The death howl began to catch its measure by the boom and screak of these two instruments. A noise to beat against the inside of men’s skulls and set the bone of them in rhythm. Savage as the peaks of Altar, unremitting as the drive of wind-blown sand against granite.
Bum-chut-chut-chut! Sob of a land in chains.
“Oh, tell them to cut it!” Grant’s frayed nerves cried out protest. The other merely gave a wave of his hand comprehending resignation.
“Might as well tell the wind to stop. This’ll keep up for three days—this ding-dong business. It’s custom, old son.”
As they drew near to the house of death again Grant caught his mind harking back to that moment when he had come from Don Padraic’s chamber to confront the girl’s wild eyes—eyes with almost the unthinkable look of accusation in them. That aspect of her eyes dumbfounded him, left him groping for an explanation.
Once at the house, Grant took his friend to his chamber and showed him the knife where it lay on the floor as he had dropped it. The big Arizonan stooped over with the candle near the grisly thing—his hawk’s nose and salient cheekbones were outlined against the candle flame like the raised head of some emperor on a Roman coin—and very gingerly he turned the dagger over.
“Finger prints here on the haft,” he grunted.
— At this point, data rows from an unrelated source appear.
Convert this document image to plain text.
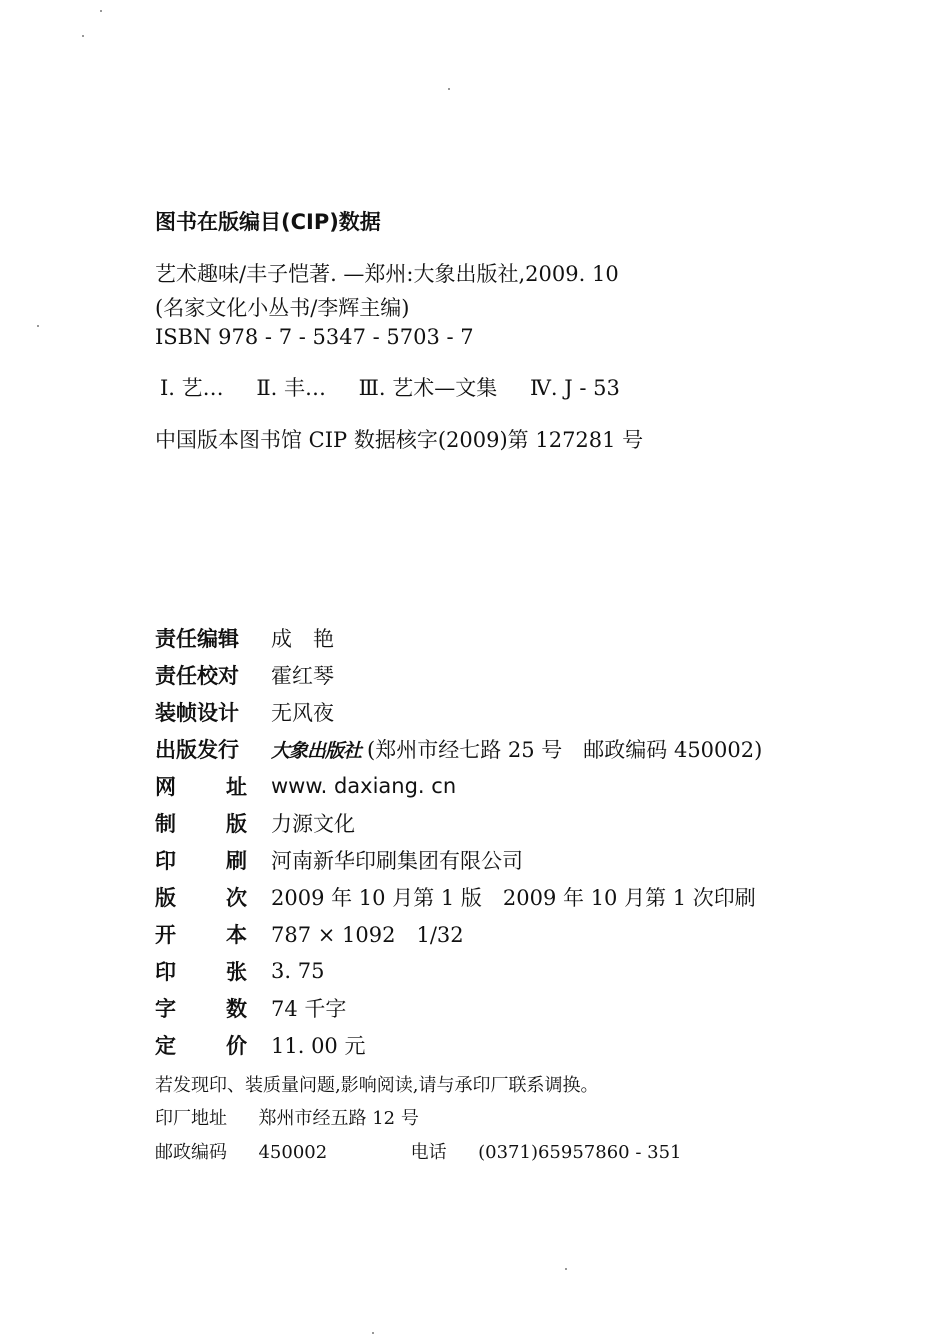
图书在版编目(CIP)数据
艺术趣味/丰子恺著. —郑州:大象出版社,2009. 10
(名家文化小丛书/李辉主编)
ISBN 978 - 7 - 5347 - 5703 - 7
Ⅰ. 艺… Ⅱ. 丰… Ⅲ. 艺术—文集 Ⅳ. J - 53
中国版本图书馆 CIP 数据核字(2009)第 127281 号
责任编辑	成　艳
责任校对	霍红琴
装帧设计	无风夜
出版发行	大象出版社 (郑州市经七路 25 号　邮政编码 450002)
网 址 www. daxiang. cn
制 版 力源文化
印 刷 河南新华印刷集团有限公司
版 次 2009 年 10 月第 1 版　2009 年 10 月第 1 次印刷
开 本 787 × 1092　1/32
印 张 3. 75
字 数 74 千字
定 价 11. 00 元
若发现印、装质量问题,影响阅读,请与承印厂联系调换。
印厂地址 郑州市经五路 12 号
邮政编码 450002	电话 (0371)65957860 - 351
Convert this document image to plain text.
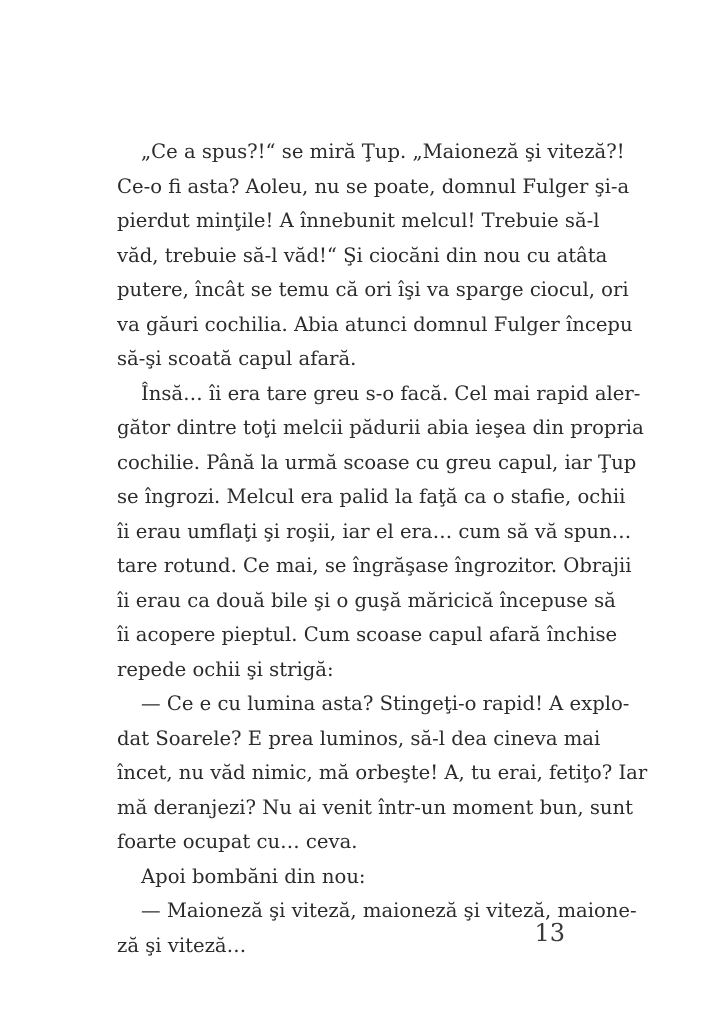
„Ce a spus?!“ se miră Ţup. „Maioneză şi viteză?!
Ce-o fi asta? Aoleu, nu se poate, domnul Fulger şi-a
pierdut minţile! A înnebunit melcul! Trebuie să-l
văd, trebuie să-l văd!“ Şi ciocăni din nou cu atâta
putere, încât se temu că ori îşi va sparge ciocul, ori
va găuri cochilia. Abia atunci domnul Fulger începu
să-şi scoată capul afară.
Însă… îi era tare greu s-o facă. Cel mai rapid aler-
gător dintre toţi melcii pădurii abia ieşea din propria
cochilie. Până la urmă scoase cu greu capul, iar Ţup
se îngrozi. Melcul era palid la faţă ca o stafie, ochii
îi erau umflaţi şi roşii, iar el era… cum să vă spun…
tare rotund. Ce mai, se îngrăşase îngrozitor. Obrajii
îi erau ca două bile şi o guşă măricică începuse să
îi acopere pieptul. Cum scoase capul afară închise
repede ochii şi strigă:
— Ce e cu lumina asta? Stingeţi-o rapid! A explo-
dat Soarele? E prea luminos, să-l dea cineva mai
încet, nu văd nimic, mă orbeşte! A, tu erai, fetiţo? Iar
mă deranjezi? Nu ai venit într-un moment bun, sunt
foarte ocupat cu… ceva.
Apoi bombăni din nou:
— Maioneză şi viteză, maioneză şi viteză, maione-
ză şi viteză…	13
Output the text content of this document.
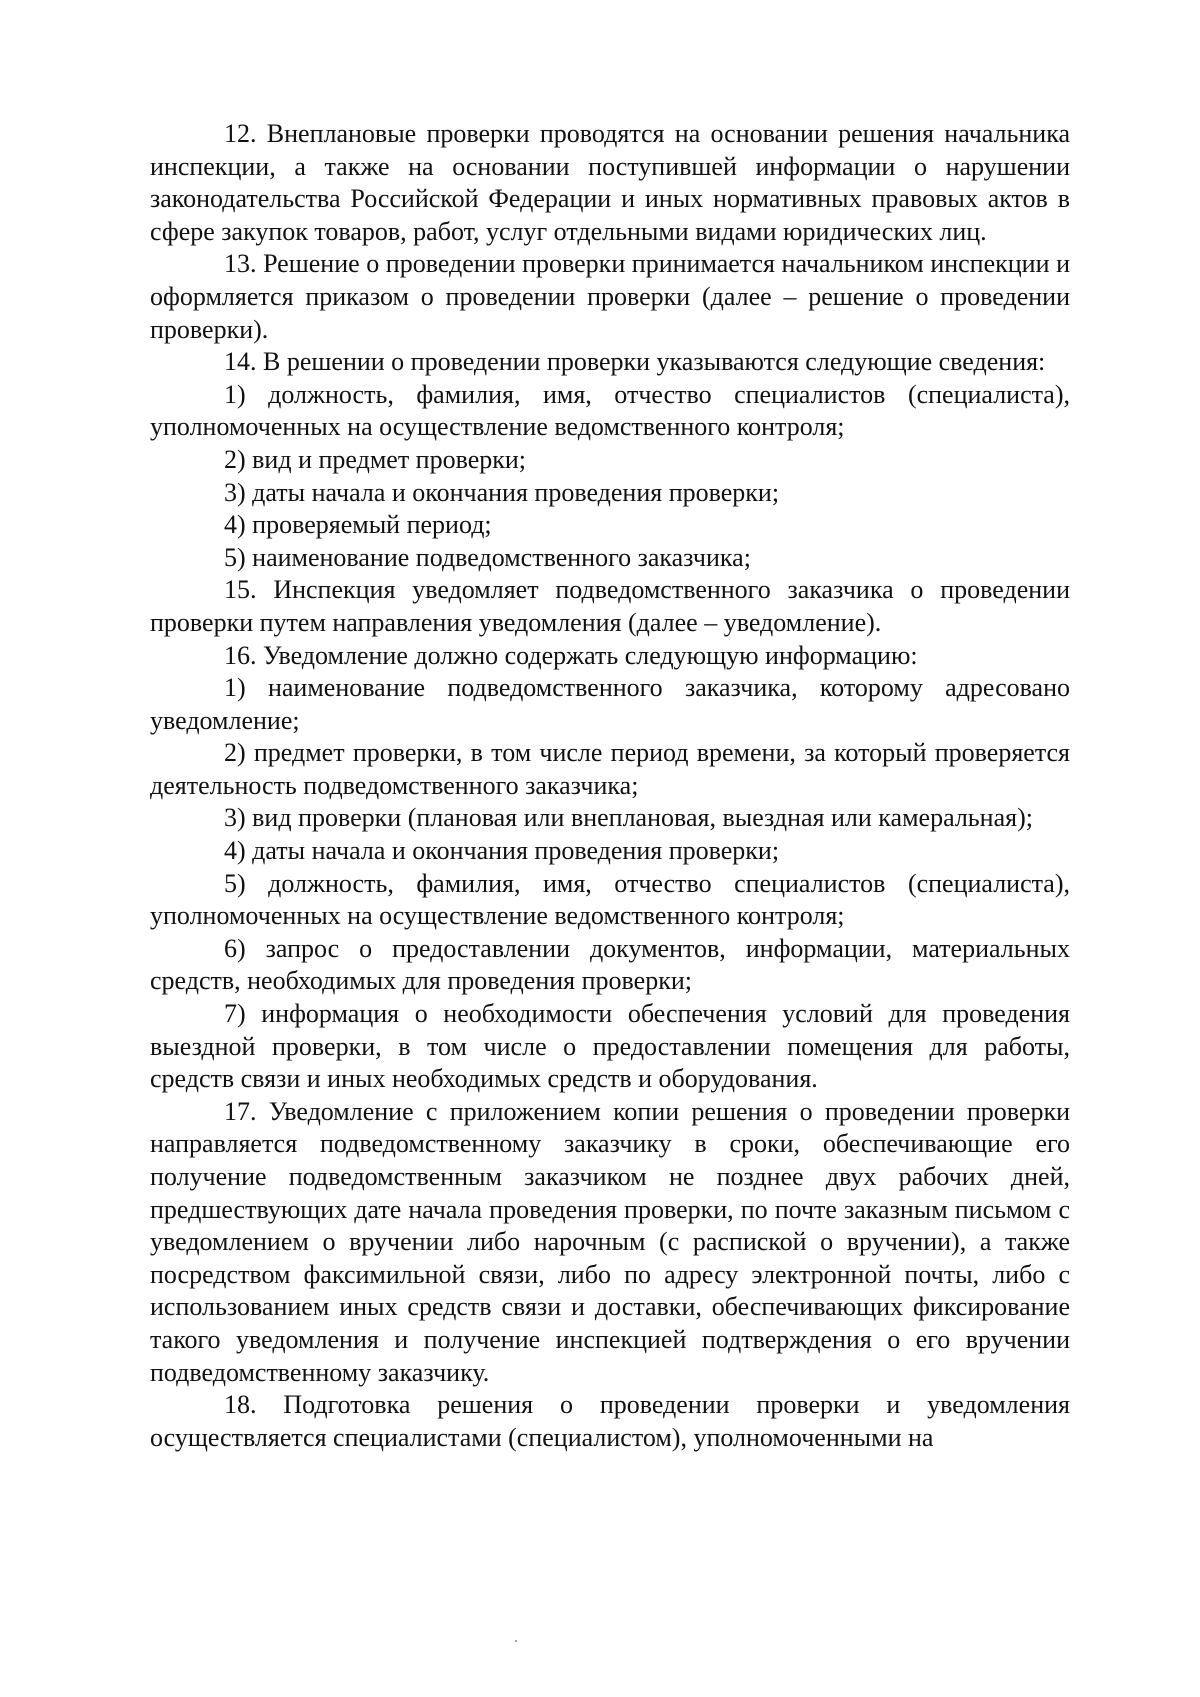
12. Внеплановые проверки проводятся на основании решения начальника инспекции, а также на основании поступившей информации о нарушении законодательства Российской Федерации и иных нормативных правовых актов в сфере закупок товаров, работ, услуг отдельными видами юридических лиц.

13. Решение о проведении проверки принимается начальником инспекции и оформляется приказом о проведении проверки (далее – решение о проведении проверки).

14. В решении о проведении проверки указываются следующие сведения:

1) должность, фамилия, имя, отчество специалистов (специалиста), уполномоченных на осуществление ведомственного контроля;

2) вид и предмет проверки;

3) даты начала и окончания проведения проверки;

4) проверяемый период;

5) наименование подведомственного заказчика;

15. Инспекция уведомляет подведомственного заказчика о проведении проверки путем направления уведомления (далее – уведомление).

16. Уведомление должно содержать следующую информацию:

1) наименование подведомственного заказчика, которому адресовано уведомление;

2) предмет проверки, в том числе период времени, за который проверяется деятельность подведомственного заказчика;

3) вид проверки (плановая или внеплановая, выездная или камеральная);

4) даты начала и окончания проведения проверки;

5) должность, фамилия, имя, отчество специалистов (специалиста), уполномоченных на осуществление ведомственного контроля;

6) запрос о предоставлении документов, информации, материальных средств, необходимых для проведения проверки;

7) информация о необходимости обеспечения условий для проведения выездной проверки, в том числе о предоставлении помещения для работы, средств связи и иных необходимых средств и оборудования.

17. Уведомление с приложением копии решения о проведении проверки направляется подведомственному заказчику в сроки, обеспечивающие его получение подведомственным заказчиком не позднее двух рабочих дней, предшествующих дате начала проведения проверки, по почте заказным письмом с уведомлением о вручении либо нарочным (с распиской о вручении), а также посредством факсимильной связи, либо по адресу электронной почты, либо с использованием иных средств связи и доставки, обеспечивающих фиксирование такого уведомления и получение инспекцией подтверждения о его вручении подведомственному заказчику.

18. Подготовка решения о проведении проверки и уведомления осуществляется специалистами (специалистом), уполномоченными на
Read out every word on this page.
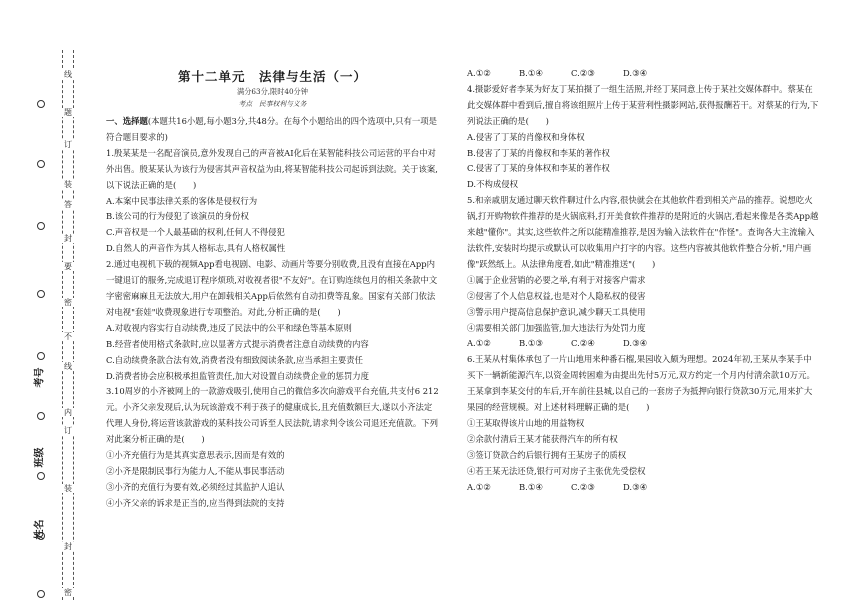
线
题
订
答
装
要
封
不
密
内
线
订
装
封
密
考号
班级
姓名
第十二单元　法律与生活（一）
满分63分,限时40分钟
考点　民事权利与义务

一、选择题(本题共16小题,每小题3分,共48分。在每个小题给出的四个选项中,只有一项是符合题目要求的)

1.殷某某是一名配音演员,意外发现自己的声音被AI化后在某智能科技公司运营的平台中对外出售。殷某某认为该行为侵害其声音权益为由,将某智能科技公司起诉到法院。关于该案,以下说法正确的是(　　)

A.本案中民事法律关系的客体是侵权行为

B.该公司的行为侵犯了该演员的身份权

C.声音权是一个人最基础的权利,任何人不得侵犯

D.自然人的声音作为其人格标志,具有人格权属性

2.通过电视机下载的视频App看电视剧、电影、动画片等要分别收费,且没有直接在App内一键退订的服务,完成退订程序烦琐,对收视者很"不友好"。在订购连续包月的相关条款中文字密密麻麻且无法放大,用户在卸载相关App后依然有自动扣费等乱象。国家有关部门依法对电视"套娃"收费现象进行专项整治。对此,分析正确的是(　　)

A.对收视内容实行自动续费,违反了民法中的公平和绿色等基本原则

B.经营者使用格式条款时,应以显著方式提示消费者注意自动续费的内容

C.自动续费条款合法有效,消费者没有细致阅读条款,应当承担主要责任

D.消费者协会应积极承担监管责任,加大对设置自动续费企业的惩罚力度

3.10周岁的小齐被网上的一款游戏吸引,使用自己的微信多次向游戏平台充值,共支付6 212元。小齐父亲发现后,认为玩该游戏不利于孩子的健康成长,且充值数额巨大,遂以小齐法定代理人身份,将运营该款游戏的某科技公司诉至人民法院,请求判令该公司退还充值款。下列对此案分析正确的是(　　)

①小齐充值行为是其真实意思表示,因而是有效的

②小齐是限制民事行为能力人,不能从事民事活动

③小齐的充值行为要有效,必须经过其监护人追认

④小齐父亲的诉求是正当的,应当得到法院的支持

A.①②	B.①④	C.②③	D.③④

4.摄影爱好者李某为好友丁某拍摄了一组生活照,并经丁某同意上传于某社交媒体群中。蔡某在此交媒体群中看到后,擅自将该组照片上传于某营利性摄影网站,获得报酬若干。对蔡某的行为,下列说法正确的是(　　)

A.侵害了丁某的肖像权和身体权

B.侵害了丁某的肖像权和李某的著作权

C.侵害了丁某的身体权和李某的著作权

D.不构成侵权

5.和亲戚朋友通过聊天软件聊过什么内容,很快就会在其他软件看到相关产品的推荐。说想吃火锅,打开购物软件推荐的是火锅底料,打开美食软件推荐的是附近的火锅店,看起来像是各类App越来越"懂你"。其实,这些软件之所以能精准推荐,是因为输入法软件在"作怪"。查询各大主流输入法软件,安装时均提示或默认可以收集用户打字的内容。这些内容被其他软件整合分析,"用户画像"跃然纸上。从法律角度看,如此"精准推送"(　　)

①属于企业营销的必要之举,有利于对接客户需求

②侵害了个人信息权益,也是对个人隐私权的侵害

③警示用户提高信息保护意识,减少聊天工具使用

④需要相关部门加强监管,加大违法行为处罚力度

A.①②	B.①③	C.②④	D.③④

6.王某从村集体承包了一片山地用来种番石榴,果园收入颇为理想。2024年初,王某从李某手中买下一辆新能源汽车,以资金周转困难为由提出先付5万元,双方约定一个月内付清余款10万元。王某拿到李某交付的车后,开车前往县城,以自己的一套房子为抵押向银行贷款30万元,用来扩大果园的经营规模。对上述材料理解正确的是(　　)

①王某取得该片山地的用益物权

②余款付清后王某才能获得汽车的所有权

③签订贷款合约后银行拥有王某房子的质权

④若王某无法还贷,银行可对房子主张优先受偿权

A.①②	B.①④	C.②③	D.③④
“Yes, mine,” Grant put in. “I picked it up at first without knowing—without reckoning there might be—” He broke off to pour water into the quaint old willow-ware bowl which stood with its ewer on a stand in a corner, then he scrubbed his hands vigorously. A great relief came to him with this act of purification.
“Yours—yes, and probably somebody else’s,” Bim was mumbling his thoughts aloud. He stood erect once more and measured the height of the barred window over the lintel of which was fixed the rosette of arms. “Hum. I simply don’t figger why the man who wanted to kill the old don came to the outside of this room, clum up the wall an’ reached in through those bars there to take one of these old knives. Can’t see why all that fuss—more particular, why he snuck back here an’ tossed the knife through the bars after his bloody work.”
“Perhaps he wanted it to appear I am the murderer,” Grant hazarded doubtfully.